In May 2018, President Sebastián Piñera announced the extension of Line 4 of the Santiago Metro with 3 more stations to the west of Plaza de Puente Alto metro station, reaching Avenida Eyzaguirre with Avenida Juanita in the center of Bajos de Mena. The inauguration date is estimated for the year 2028.

== Sites of interest ==
=== Juan Pablo II Park ===
Inaugurated at the end of April 2014, it is a park that has more than 13 hectares of land, located in a sector formerly known as La Cañamera, which had functioned as an illegal landfill. The park has a 13-meter-high statue of John Paul II, which was donated by the San Sebastián University.
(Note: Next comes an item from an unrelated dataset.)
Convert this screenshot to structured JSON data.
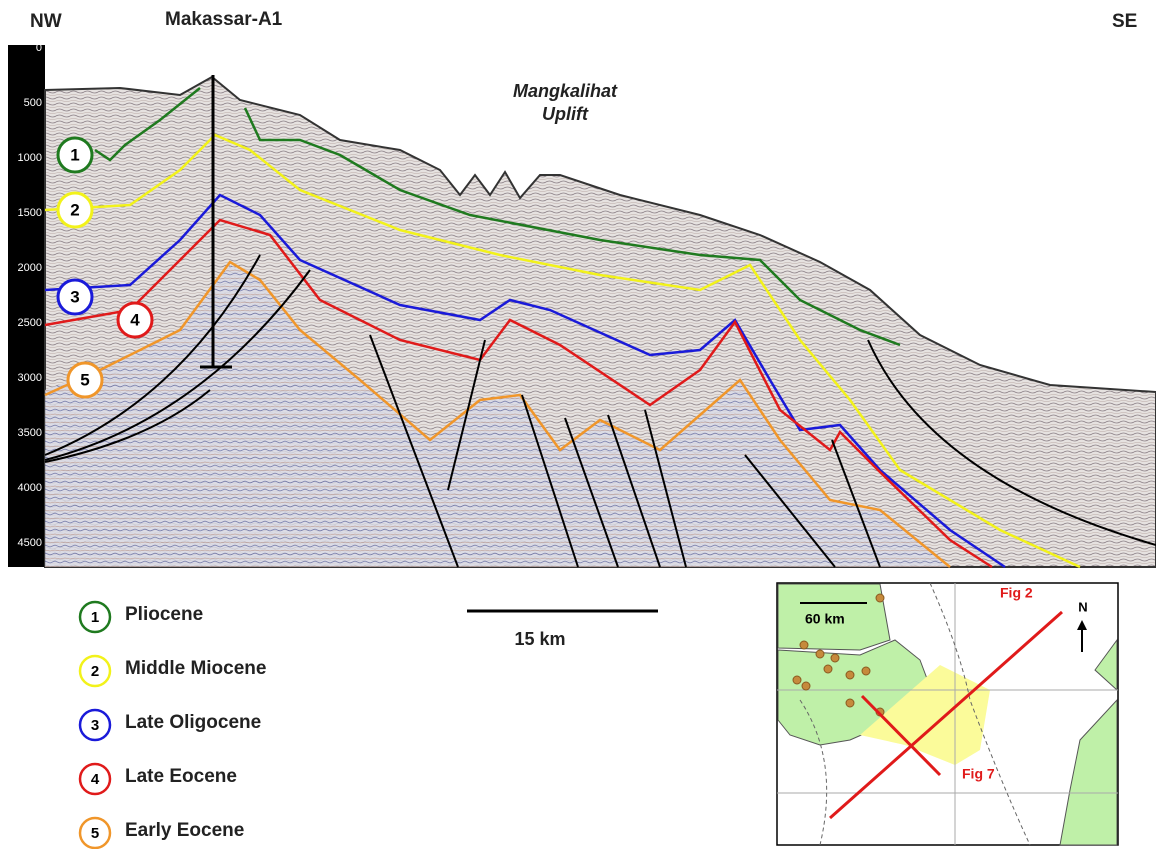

It was originally intended to be installed in the Bellavista neighborhood, but after a controversy it was rejected by the Council of National Monuments of Chile because its size broke with urban planning canons and the harmony of the place. The statue was inaugurated by Cardinal Ricardo Ezzati Andrello, on April 27, 2014, the day of the canonization of John Paul II, with a mass in the park that was attended by five thousand faithful.